Une nuit, Olishipa et Olosohpa ont été tués, et leurs artefacts dérobés.
Quelques années plus tard, la population de Nan Madol a été décimée par une catastrophe naturelle, et depuis la cité des dieux est devenue un mythe. Diavolo dit : apparemment, elle serait tout au fond de l’océan Pacifique.
Et les artefacts ? demande Mista.
Les yeux de Diavolo s’illuminent. Qui sait ? dit-il.
Il change de sujet.
Il demande : pourquoi tu voulais me voir ?
Mista dit : à côté de la villa où était Steve Midgar, j’ai vu des choses dont j’aimerais m’occuper. Ça n’a rien à voir avec ma mission, mais ça me tient à cœur. Je voulais juste vous prévenir que je n’irai pas récupérer le corps tout de suite. Tu as besoin de combien de temps ? demande Diavolo. Un jour, peut-être deux, dit Mista.
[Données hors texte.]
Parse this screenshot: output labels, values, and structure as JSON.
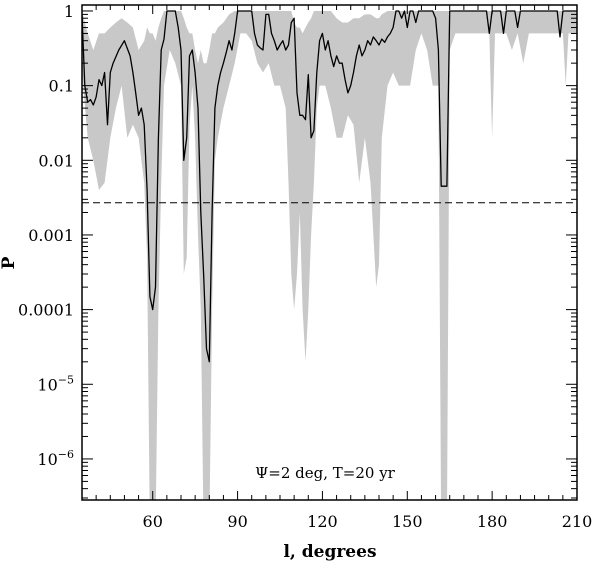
{
  "chart_data": {
    "type": "line",
    "xlabel": "l, degrees",
    "ylabel": "P",
    "xlim": [
      35,
      210
    ],
    "ylim_log10": [
      -6.55,
      0.08
    ],
    "y_scale": "log",
    "x_ticks": [
      {
        "value": 60,
        "label": "60"
      },
      {
        "value": 90,
        "label": "90"
      },
      {
        "value": 120,
        "label": "120"
      },
      {
        "value": 150,
        "label": "150"
      },
      {
        "value": 180,
        "label": "180"
      },
      {
        "value": 210,
        "label": "210"
      }
    ],
    "y_ticks": [
      {
        "exp": 0,
        "label": "1",
        "sup": ""
      },
      {
        "exp": -1,
        "label": "0.1",
        "sup": ""
      },
      {
        "exp": -2,
        "label": "0.01",
        "sup": ""
      },
      {
        "exp": -3,
        "label": "0.001",
        "sup": ""
      },
      {
        "exp": -4,
        "label": "0.0001",
        "sup": ""
      },
      {
        "exp": -5,
        "label": "10",
        "sup": "−5"
      },
      {
        "exp": -6,
        "label": "10",
        "sup": "−6"
      }
    ],
    "threshold": 0.0027,
    "annotation": "Ψ=2 deg, T=20 yr",
    "series": [
      {
        "style": "line",
        "color": "#000000",
        "x": [
          35,
          36,
          37,
          38,
          39,
          40,
          41,
          42,
          43,
          44,
          45,
          46,
          48,
          50,
          52,
          53,
          54,
          55,
          56,
          57,
          58,
          59,
          60,
          61,
          62,
          63,
          64,
          65,
          66,
          67,
          68,
          69,
          70,
          71,
          72,
          73,
          74,
          75,
          76,
          77,
          78,
          79,
          80,
          81,
          82,
          83,
          84,
          85,
          86,
          87,
          88,
          89,
          90,
          91,
          92,
          93,
          94,
          95,
          96,
          97,
          98,
          99,
          100,
          101,
          102,
          103,
          104,
          105,
          106,
          107,
          108,
          109,
          110,
          111,
          112,
          113,
          114,
          115,
          116,
          117,
          118,
          119,
          120,
          121,
          122,
          123,
          124,
          125,
          126,
          127,
          128,
          129,
          130,
          131,
          132,
          133,
          134,
          135,
          136,
          137,
          138,
          139,
          140,
          141,
          142,
          143,
          144,
          145,
          146,
          147,
          148,
          149,
          150,
          151,
          152,
          153,
          154,
          155,
          156,
          157,
          158,
          159,
          160,
          161,
          162,
          163,
          164,
          165,
          166,
          167,
          168,
          169,
          170,
          171,
          172,
          173,
          174,
          175,
          176,
          177,
          178,
          179,
          180,
          181,
          182,
          183,
          184,
          185,
          186,
          187,
          188,
          189,
          190,
          191,
          192,
          193,
          194,
          195,
          196,
          197,
          198,
          199,
          200,
          201,
          202,
          203,
          204,
          205,
          206,
          207,
          208,
          209,
          210
        ],
        "y": [
          0.9,
          0.1,
          0.06,
          0.065,
          0.055,
          0.07,
          0.12,
          0.1,
          0.15,
          0.03,
          0.15,
          0.2,
          0.3,
          0.4,
          0.25,
          0.15,
          0.08,
          0.04,
          0.05,
          0.03,
          0.004,
          0.00015,
          0.0001,
          0.0002,
          0.02,
          0.3,
          0.42,
          1,
          1,
          1,
          1,
          0.6,
          0.3,
          0.01,
          0.02,
          0.25,
          0.3,
          0.15,
          0.05,
          0.002,
          0.0003,
          3e-05,
          2e-05,
          0.002,
          0.05,
          0.1,
          0.15,
          0.2,
          0.28,
          0.4,
          0.3,
          0.5,
          1,
          1,
          1,
          1,
          1,
          1,
          0.5,
          0.35,
          0.32,
          0.3,
          0.9,
          0.9,
          0.5,
          0.4,
          0.3,
          0.35,
          0.4,
          0.3,
          0.35,
          0.7,
          0.8,
          0.08,
          0.04,
          0.04,
          0.035,
          0.14,
          0.02,
          0.025,
          0.15,
          0.4,
          0.5,
          0.3,
          0.4,
          0.25,
          0.18,
          0.25,
          0.2,
          0.2,
          0.12,
          0.08,
          0.1,
          0.15,
          0.25,
          0.35,
          0.25,
          0.3,
          0.4,
          0.35,
          0.45,
          0.4,
          0.35,
          0.42,
          0.38,
          0.45,
          0.5,
          0.6,
          1,
          1,
          0.8,
          1,
          0.6,
          1,
          1,
          0.7,
          1,
          1,
          1,
          1,
          1,
          1,
          0.8,
          0.3,
          0.0045,
          0.0045,
          0.0045,
          1,
          1,
          1,
          1,
          1,
          1,
          1,
          1,
          1,
          1,
          1,
          1,
          1,
          1,
          0.5,
          1,
          1,
          1,
          1,
          0.5,
          1,
          1,
          1,
          1,
          0.6,
          1,
          1,
          1,
          1,
          1,
          1,
          1,
          1,
          1,
          1,
          1,
          1,
          1,
          1,
          0.45,
          1,
          1,
          1,
          1,
          1,
          1
        ],
        "desc": "median"
      },
      {
        "style": "band",
        "color": "#c8c8c8",
        "x": [
          35,
          37,
          39,
          41,
          43,
          45,
          47,
          49,
          51,
          53,
          55,
          57,
          58,
          59,
          60,
          61,
          62,
          63,
          64,
          66,
          68,
          70,
          71,
          72,
          73,
          74,
          75,
          76,
          77,
          78,
          79,
          80,
          81,
          82,
          83,
          85,
          87,
          89,
          91,
          93,
          95,
          97,
          99,
          101,
          103,
          105,
          107,
          108,
          109,
          110,
          111,
          112,
          113,
          114,
          115,
          116,
          117,
          118,
          119,
          121,
          123,
          125,
          127,
          129,
          131,
          133,
          135,
          137,
          139,
          140,
          141,
          143,
          145,
          147,
          149,
          151,
          153,
          155,
          157,
          159,
          161,
          162,
          163,
          164,
          165,
          167,
          169,
          171,
          173,
          175,
          177,
          179,
          180,
          181,
          183,
          185,
          187,
          189,
          191,
          193,
          195,
          197,
          199,
          201,
          203,
          205,
          206,
          207,
          209,
          210
        ],
        "lower": [
          0.15,
          0.02,
          0.01,
          0.004,
          0.005,
          0.02,
          0.05,
          0.1,
          0.02,
          0.03,
          0.02,
          0.005,
          0.0005,
          1e-07,
          1e-07,
          1e-07,
          0.0001,
          0.005,
          0.1,
          0.3,
          0.2,
          0.1,
          0.0003,
          0.0005,
          0.03,
          0.1,
          0.02,
          0.001,
          0.0001,
          1e-07,
          1e-07,
          1e-07,
          0.0001,
          0.01,
          0.02,
          0.05,
          0.1,
          0.2,
          0.5,
          0.5,
          0.4,
          0.2,
          0.15,
          0.2,
          0.1,
          0.1,
          0.05,
          0.005,
          0.0003,
          0.0001,
          0.0003,
          0.002,
          0.0001,
          2e-05,
          0.0001,
          0.001,
          0.005,
          0.05,
          0.1,
          0.1,
          0.05,
          0.02,
          0.02,
          0.04,
          0.03,
          0.005,
          0.02,
          0.005,
          0.0002,
          0.0004,
          0.02,
          0.1,
          0.15,
          0.1,
          0.1,
          0.1,
          0.3,
          0.5,
          0.3,
          0.1,
          0.1,
          1e-07,
          1e-07,
          1e-07,
          0.3,
          0.5,
          0.5,
          0.5,
          0.5,
          0.5,
          0.5,
          0.5,
          0.02,
          0.5,
          0.5,
          0.5,
          0.3,
          0.5,
          0.2,
          0.5,
          0.5,
          0.5,
          0.5,
          0.5,
          0.5,
          0.5,
          0.1,
          0.5,
          0.5,
          0.5
        ],
        "upper": [
          1,
          0.5,
          0.3,
          0.5,
          0.5,
          0.6,
          0.7,
          0.8,
          0.7,
          0.6,
          0.3,
          0.4,
          0.6,
          0.5,
          0.5,
          0.4,
          0.6,
          0.8,
          1,
          1,
          1,
          1,
          0.8,
          0.6,
          0.5,
          0.5,
          0.3,
          0.2,
          0.3,
          0.2,
          0.2,
          0.3,
          0.5,
          0.5,
          0.6,
          0.7,
          0.9,
          1,
          1,
          1,
          1,
          1,
          1,
          1,
          1,
          1,
          1,
          1,
          1,
          0.7,
          0.6,
          0.6,
          0.5,
          0.6,
          0.7,
          0.8,
          1,
          1,
          1,
          1,
          1,
          0.8,
          0.7,
          0.7,
          0.8,
          0.8,
          0.9,
          0.9,
          0.8,
          0.8,
          0.9,
          1,
          1,
          1,
          1,
          1,
          1,
          1,
          1,
          1,
          1,
          1,
          1,
          1,
          1,
          1,
          1,
          1,
          1,
          1,
          1,
          1,
          1,
          1,
          1,
          1,
          1,
          1,
          1,
          1,
          1,
          1,
          1,
          1,
          1,
          1,
          1,
          1,
          1,
          1
        ],
        "desc": "spread"
      }
    ]
  }
}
Je vais aussi en parler à la police.
Fais comme tu veux, dit Diavolo. Mais si dans deux jours tu n’as pas récupéré le corps, je te tue. Mista sait qu’il dit la vérité. Il le voit dans ses yeux. Pour la première fois, il voit l’aura de Diavolo. Sa couleur est tellement spéciale qu’il ne peut pas lui donner de nom.
Il quitte la salle et commence à descendre l’escalier.
Au même moment, au premier étage du supermarché, le directeur appelle steve-rice. Un inspecteur est passé ici tout à l’heure, dit-il. Il a récupéré les débris de ton téléphone.
Le directeur est assis dans un fauteuil en vrai cuir noir et porte un costume d’entrée de gamme mal taillé. Il pense à sa femme qui est seule dans un chalet à 600 km d’ici. Il pense au hamburger surgelé qu’il mangera ce soir. Il regarde la photographie d’une plage paradisiaque accrochée au mur. Il pense à ses futures vacances à Miami. Il pense : à Miami, je me sens libre.
OK, dit steve-rice, je m’en occupe. Il raccroche et appelle les sœurs Braska.
C’est Nami Braska qui décroche. Jessie et Yuna Braska sont assises à côté d’elle. Elles écoutent la conversation grâce à la fonction haut-parleur.
steve-rice dit : c’est urgent. Il indique la somme que ses employeurs s’engagent à payer.
Les sœurs Braska acceptent des contrats de 10 000 à 999 999 $. Elles ne s’occupent personnellement que des contrats qui dépassent les 799 999 $, sinon elles délèguent. Cette fois, la somme engagée et l’urgence de la mission justifient qu’elles interviennent toutes les trois.
OK, dit Nami Braska, on s’en occupe.
Je vous transmets un visuel de la cible, dit steve-rice. Il raccroche le combiné filaire de son Gigaset DA410 sur sa base noire.
Nami Braska fixe l’écran de son iPhone 11 Pro Max, mais rien n’apparaît. Derrière elles, une vieille imprimante laser multifonction s’allume et lance une impression.
Le visage de Copperfield est faxé très lentement, en bichromie.